Article ID Journal Published Year Pages File Type
3019728 Revista Española de Cardiología Suplementos 2008 8 Pages PDF
Abstract
This article reports the results of an analysis of the sex differences found in data from clinical and observational studies organized by the Section of Arterial Hypertension of the Spanish Society of Cardiology during the last 10 years in Spain (i.e., the VIIDA, VALYCOR, VALOR, KORAL-CARDIO, CAROL, REFRACVAS, CLYDIA and PAMISCA studies).
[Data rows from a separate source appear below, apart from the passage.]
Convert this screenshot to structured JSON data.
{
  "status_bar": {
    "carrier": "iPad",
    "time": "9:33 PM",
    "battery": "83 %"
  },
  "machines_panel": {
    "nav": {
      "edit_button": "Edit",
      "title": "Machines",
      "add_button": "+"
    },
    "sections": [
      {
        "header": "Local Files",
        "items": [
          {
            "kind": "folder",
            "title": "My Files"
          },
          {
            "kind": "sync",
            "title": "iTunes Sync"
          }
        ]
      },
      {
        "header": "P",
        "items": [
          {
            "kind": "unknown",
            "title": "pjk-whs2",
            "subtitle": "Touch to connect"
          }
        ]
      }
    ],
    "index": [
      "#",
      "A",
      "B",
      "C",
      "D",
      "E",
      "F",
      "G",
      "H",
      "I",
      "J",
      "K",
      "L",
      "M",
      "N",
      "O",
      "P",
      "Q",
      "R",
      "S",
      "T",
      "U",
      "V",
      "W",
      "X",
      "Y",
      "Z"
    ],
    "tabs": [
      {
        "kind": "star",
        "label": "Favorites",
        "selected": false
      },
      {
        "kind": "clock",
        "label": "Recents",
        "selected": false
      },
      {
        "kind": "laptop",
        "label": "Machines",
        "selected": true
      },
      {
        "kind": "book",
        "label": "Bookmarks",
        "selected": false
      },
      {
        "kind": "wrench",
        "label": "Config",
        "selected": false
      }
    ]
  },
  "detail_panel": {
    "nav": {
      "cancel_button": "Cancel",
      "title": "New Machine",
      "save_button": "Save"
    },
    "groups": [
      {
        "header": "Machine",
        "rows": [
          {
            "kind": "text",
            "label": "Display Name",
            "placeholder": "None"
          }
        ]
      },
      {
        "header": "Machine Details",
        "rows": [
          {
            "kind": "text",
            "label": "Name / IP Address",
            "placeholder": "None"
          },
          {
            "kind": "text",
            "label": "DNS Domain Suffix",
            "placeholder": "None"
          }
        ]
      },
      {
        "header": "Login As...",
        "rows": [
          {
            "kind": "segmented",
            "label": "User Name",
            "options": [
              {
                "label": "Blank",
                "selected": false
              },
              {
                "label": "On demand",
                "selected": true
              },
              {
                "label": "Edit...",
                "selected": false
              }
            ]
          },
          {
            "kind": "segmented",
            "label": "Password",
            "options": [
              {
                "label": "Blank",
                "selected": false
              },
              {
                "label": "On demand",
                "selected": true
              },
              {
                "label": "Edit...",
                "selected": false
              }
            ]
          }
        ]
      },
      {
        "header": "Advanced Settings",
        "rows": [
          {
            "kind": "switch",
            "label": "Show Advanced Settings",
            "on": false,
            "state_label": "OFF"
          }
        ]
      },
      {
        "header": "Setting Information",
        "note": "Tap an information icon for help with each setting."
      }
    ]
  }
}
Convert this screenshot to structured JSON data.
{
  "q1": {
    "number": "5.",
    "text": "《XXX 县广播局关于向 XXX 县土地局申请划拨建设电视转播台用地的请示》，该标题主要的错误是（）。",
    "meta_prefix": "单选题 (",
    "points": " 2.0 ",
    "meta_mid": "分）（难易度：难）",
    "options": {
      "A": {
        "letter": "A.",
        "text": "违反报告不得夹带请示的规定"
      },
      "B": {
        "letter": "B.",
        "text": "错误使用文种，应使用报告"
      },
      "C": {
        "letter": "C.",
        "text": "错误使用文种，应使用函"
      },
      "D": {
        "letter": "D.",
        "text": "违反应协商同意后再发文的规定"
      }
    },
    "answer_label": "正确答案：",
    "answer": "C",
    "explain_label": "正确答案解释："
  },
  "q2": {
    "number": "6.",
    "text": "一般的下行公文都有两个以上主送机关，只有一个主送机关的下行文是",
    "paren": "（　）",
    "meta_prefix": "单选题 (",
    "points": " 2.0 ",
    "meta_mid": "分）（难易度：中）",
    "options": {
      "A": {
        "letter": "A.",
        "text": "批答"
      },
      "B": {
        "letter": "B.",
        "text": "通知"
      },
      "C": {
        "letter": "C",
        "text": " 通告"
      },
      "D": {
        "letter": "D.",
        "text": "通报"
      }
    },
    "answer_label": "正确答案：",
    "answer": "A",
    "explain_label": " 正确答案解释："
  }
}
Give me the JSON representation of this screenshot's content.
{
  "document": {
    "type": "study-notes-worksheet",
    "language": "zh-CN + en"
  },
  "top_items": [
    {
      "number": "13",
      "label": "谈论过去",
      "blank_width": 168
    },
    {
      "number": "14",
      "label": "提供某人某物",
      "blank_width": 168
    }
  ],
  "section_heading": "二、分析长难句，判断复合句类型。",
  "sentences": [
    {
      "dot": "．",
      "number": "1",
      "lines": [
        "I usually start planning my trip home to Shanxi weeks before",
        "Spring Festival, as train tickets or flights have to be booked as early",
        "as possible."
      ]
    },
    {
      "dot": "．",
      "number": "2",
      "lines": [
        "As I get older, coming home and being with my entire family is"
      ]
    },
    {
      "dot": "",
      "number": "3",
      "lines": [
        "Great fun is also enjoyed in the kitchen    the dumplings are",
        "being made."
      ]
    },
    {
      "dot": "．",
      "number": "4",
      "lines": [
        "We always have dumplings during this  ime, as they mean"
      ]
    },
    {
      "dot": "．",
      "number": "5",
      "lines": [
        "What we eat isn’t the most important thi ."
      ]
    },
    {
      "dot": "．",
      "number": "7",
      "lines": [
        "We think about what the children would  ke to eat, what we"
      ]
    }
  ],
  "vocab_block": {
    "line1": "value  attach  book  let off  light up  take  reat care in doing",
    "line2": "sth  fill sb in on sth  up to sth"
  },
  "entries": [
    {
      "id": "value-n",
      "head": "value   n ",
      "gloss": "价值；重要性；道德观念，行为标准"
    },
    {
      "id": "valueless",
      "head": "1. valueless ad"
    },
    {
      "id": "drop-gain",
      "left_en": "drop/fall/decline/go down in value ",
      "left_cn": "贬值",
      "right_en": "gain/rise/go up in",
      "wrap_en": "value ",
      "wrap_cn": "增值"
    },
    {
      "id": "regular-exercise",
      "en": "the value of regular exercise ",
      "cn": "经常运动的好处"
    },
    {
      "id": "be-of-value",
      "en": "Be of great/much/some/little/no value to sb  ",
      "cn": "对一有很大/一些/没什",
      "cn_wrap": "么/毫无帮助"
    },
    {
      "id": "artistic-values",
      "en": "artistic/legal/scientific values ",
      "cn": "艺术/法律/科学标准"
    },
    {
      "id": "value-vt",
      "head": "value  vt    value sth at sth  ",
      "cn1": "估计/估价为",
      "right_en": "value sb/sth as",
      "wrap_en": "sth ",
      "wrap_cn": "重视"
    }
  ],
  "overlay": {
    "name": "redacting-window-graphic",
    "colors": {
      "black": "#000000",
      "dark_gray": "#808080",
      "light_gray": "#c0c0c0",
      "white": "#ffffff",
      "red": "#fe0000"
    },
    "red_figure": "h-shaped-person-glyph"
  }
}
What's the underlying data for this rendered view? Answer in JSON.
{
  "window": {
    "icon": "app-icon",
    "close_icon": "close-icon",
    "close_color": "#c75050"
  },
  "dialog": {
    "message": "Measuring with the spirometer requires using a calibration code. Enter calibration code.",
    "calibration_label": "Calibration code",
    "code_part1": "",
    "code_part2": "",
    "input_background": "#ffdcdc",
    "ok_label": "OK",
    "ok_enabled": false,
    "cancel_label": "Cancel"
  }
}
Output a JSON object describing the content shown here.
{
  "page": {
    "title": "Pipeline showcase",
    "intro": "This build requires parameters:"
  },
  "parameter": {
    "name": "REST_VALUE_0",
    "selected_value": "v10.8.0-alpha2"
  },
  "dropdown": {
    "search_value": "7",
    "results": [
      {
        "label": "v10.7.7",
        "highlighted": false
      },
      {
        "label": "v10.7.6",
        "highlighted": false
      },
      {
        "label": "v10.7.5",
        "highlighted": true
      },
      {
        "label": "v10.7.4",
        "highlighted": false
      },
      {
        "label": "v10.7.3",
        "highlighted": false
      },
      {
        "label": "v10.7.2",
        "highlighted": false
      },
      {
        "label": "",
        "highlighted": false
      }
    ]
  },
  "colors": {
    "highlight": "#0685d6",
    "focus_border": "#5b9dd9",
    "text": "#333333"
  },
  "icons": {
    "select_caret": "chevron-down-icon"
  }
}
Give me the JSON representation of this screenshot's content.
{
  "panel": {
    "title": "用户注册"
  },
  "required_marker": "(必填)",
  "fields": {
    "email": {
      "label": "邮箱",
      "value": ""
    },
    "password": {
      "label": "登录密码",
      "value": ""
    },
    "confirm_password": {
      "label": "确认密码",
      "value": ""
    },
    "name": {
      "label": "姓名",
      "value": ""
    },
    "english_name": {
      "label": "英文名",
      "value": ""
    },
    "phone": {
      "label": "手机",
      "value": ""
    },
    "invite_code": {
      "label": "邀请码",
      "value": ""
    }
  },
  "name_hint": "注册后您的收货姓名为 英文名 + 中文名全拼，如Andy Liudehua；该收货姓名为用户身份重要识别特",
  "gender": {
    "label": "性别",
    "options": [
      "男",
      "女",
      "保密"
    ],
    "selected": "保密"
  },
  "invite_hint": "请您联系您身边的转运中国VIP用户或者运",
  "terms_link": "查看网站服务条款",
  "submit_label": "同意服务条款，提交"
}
The data collected covered around 50,000 hypertensive patients, of whom some 45% were female, and included almost all the different forms of hypertension encountered in patients with a wide range of cardiovascular disease. Although the studies analyzed had different objectives and, therefore, different designs, taken together they were very similar, and their results are therefore clinically comparable. Overall analysis indicated that the hypertensive women included in the different studies had a more unfavorable cardiovascular risk profile than men. However, there were a number of sex differences in diagnosis and therapy that could explain, at least in part, why cardiovascular disease has a poorer prognosis in women. Blood pressure control is poor in Spain, in both men and women. As a whole, these findings can provide the basis for devising specific programs or actions aimed at correcting this situation.